The soaring Singapore skyline hides the country's poverty problem. Photo: Flikr.

The soaring Singapore skyline hides the country's poverty problem. Photo: Flikr.

An economist’s approach to poverty

First published by Woroni, the ANU Student Newspaper, on 5 August 2014. By MUHAMMAD TAUFIQ BIN SURAIDI

A new methodology to define poverty in first world countries is needed, and Nobel Prize-winning economist Amartya Sen's theory could be the answer.

Traditionally, poverty has been defined by an individual's level of income.

For instance, poverty is measured on a scale, with the most extreme form of poverty being measured as those who live on $1.25 per day or less.

In response to this, development programs have always been centred on job creation, gross domestic product (GDP) growth and other economic policies that could be measured through changes in income. 

There are many disadvantages in viewing poverty purely as an issue of economic development.

One only needs to look at many authoritarian states around the world. Singapore boasts a GDP per capita of AU$52,052, but there are still many in the country who struggle to make a living, and those who live in poverty.

Not all in Singapore can enjoy the opportunities of a sterling education system - meritocracy only works to favour those whose parents are well connected and rich enough to send their children to elite schools like Raffles, Anglo-Chinese School or other Methodist schools.

Others are left behind and unable to climb up the socio-economic ladder as they are unable to fund for their children to go for extra tuition after schools or to afford textbooks to keep pace with those who can afford them.

In today's world of grave inequalities, even in the richest of nations, there is a strong need to see poverty as not merely an issue of access to income, education, health and other aspects of life which those in the developed world are fortunate enough to have.

A better approach is to see poverty as what Nobel Prize-winning economist Amartya Sen describes as the deprivation of a person's capabilities to live the life they have reason to value. 

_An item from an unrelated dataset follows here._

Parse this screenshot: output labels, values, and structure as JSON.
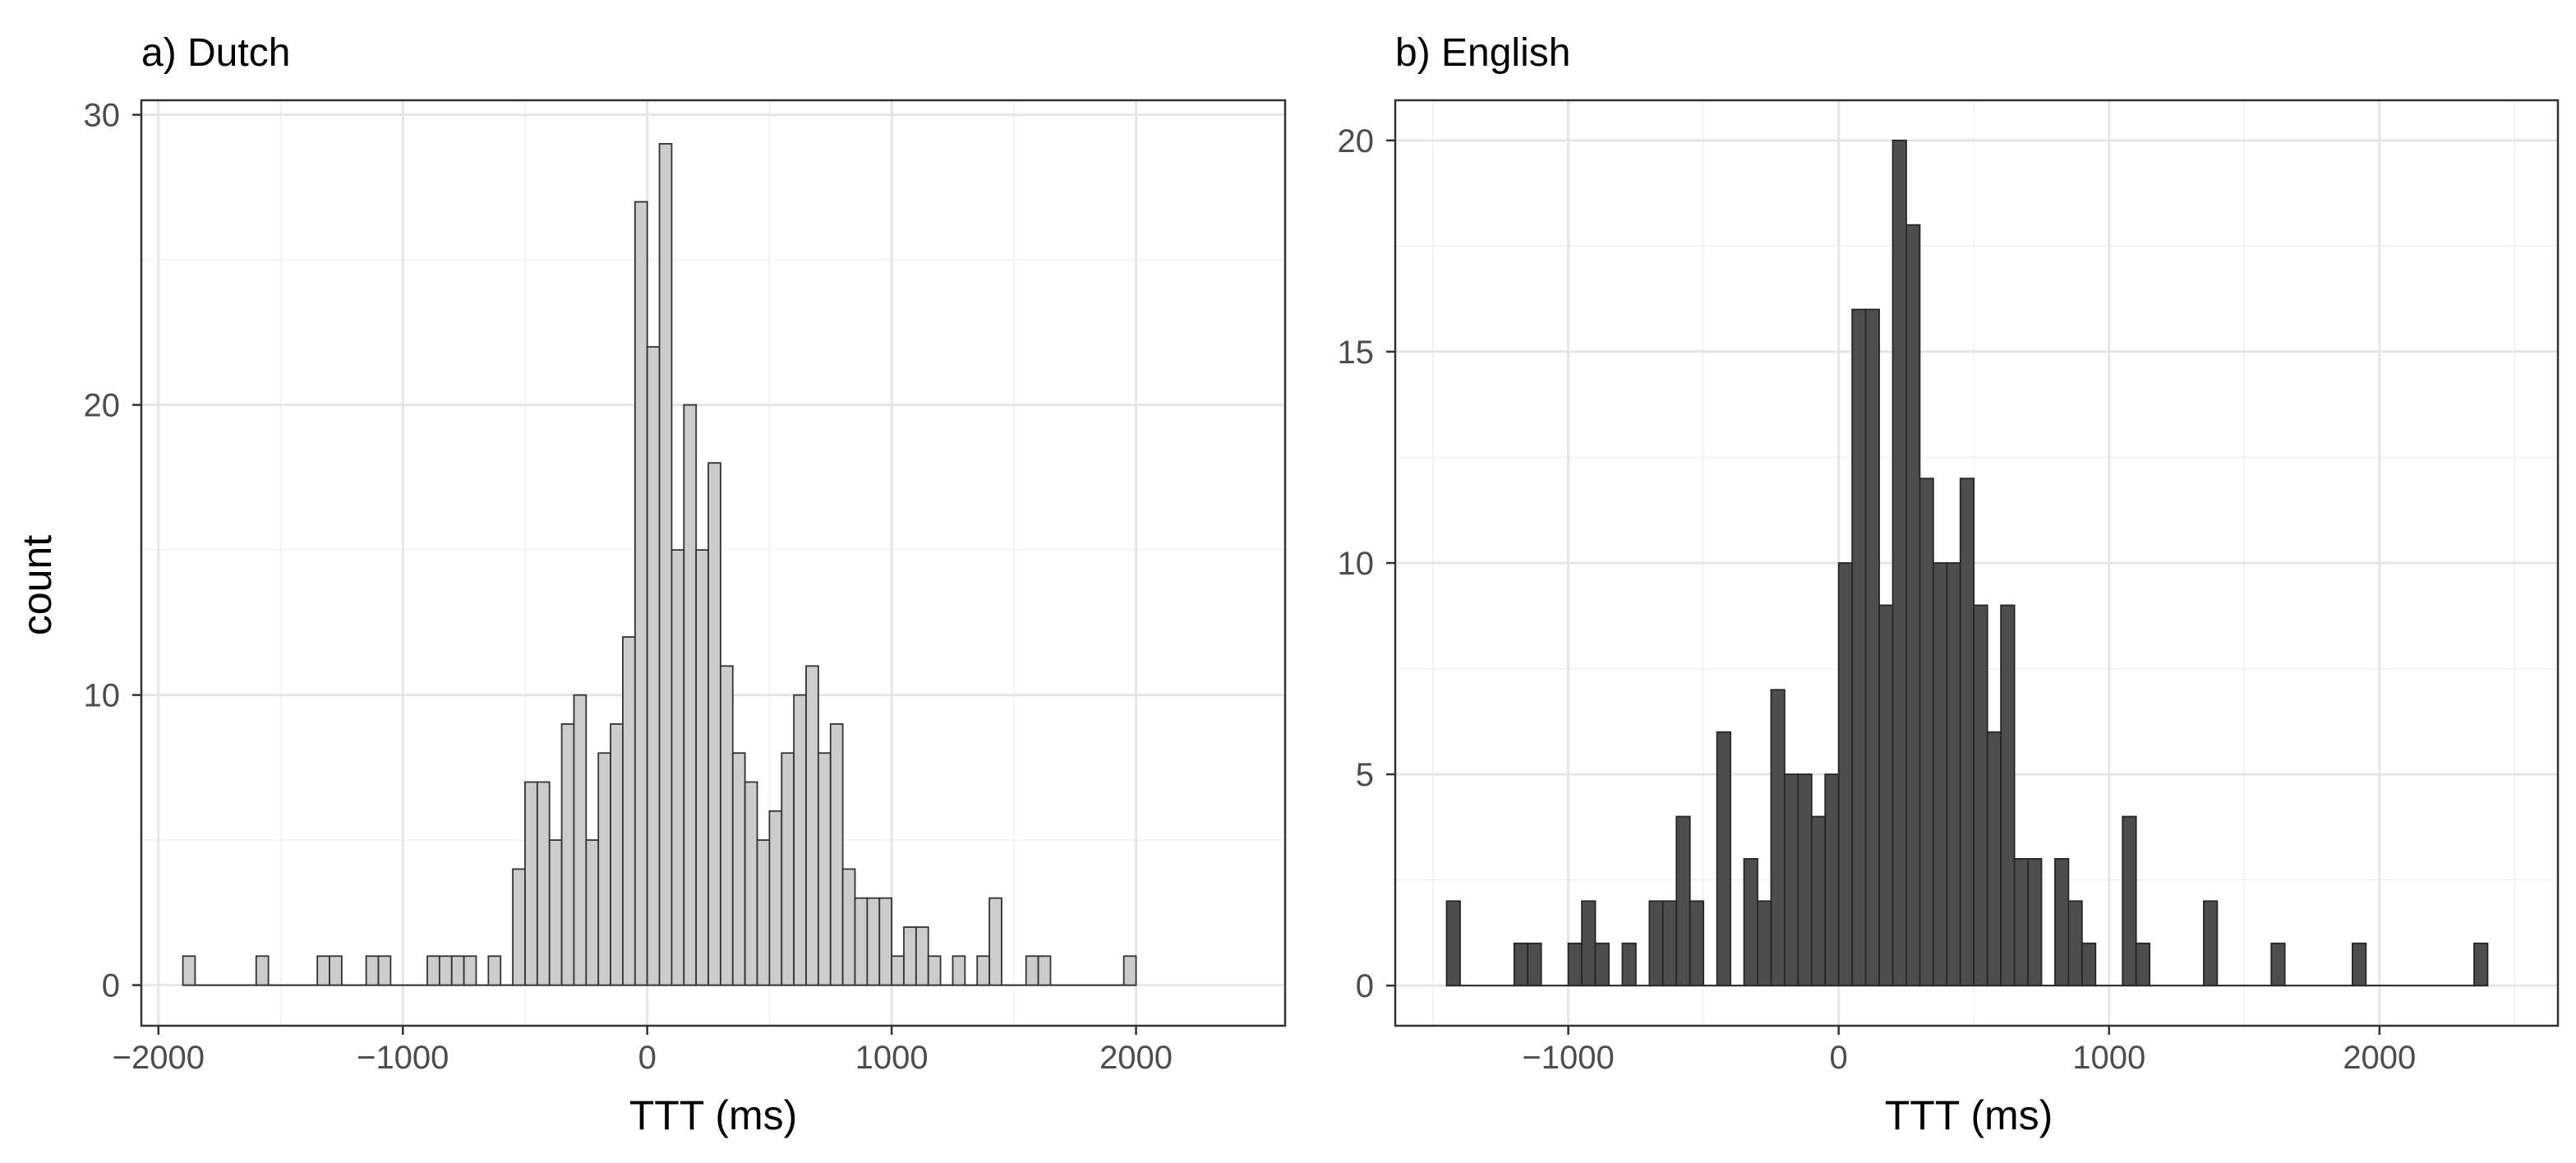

According to Sen's capabilities approach, development should focus on maximising what an individual can choose to achieve in life such as the ability to choose the many different cultural values and the practices to adopt them.

This will ultimately affect the individual's wellbeing, which is defined as the actual enjoyment of the individual's choices deriving from the range of options available to them.

Therefore, unlike utilitarianism and libertarianism, the capability and wellbeing approach looks at the range of options available for the individual to choose from and the freedom to exercise that choice.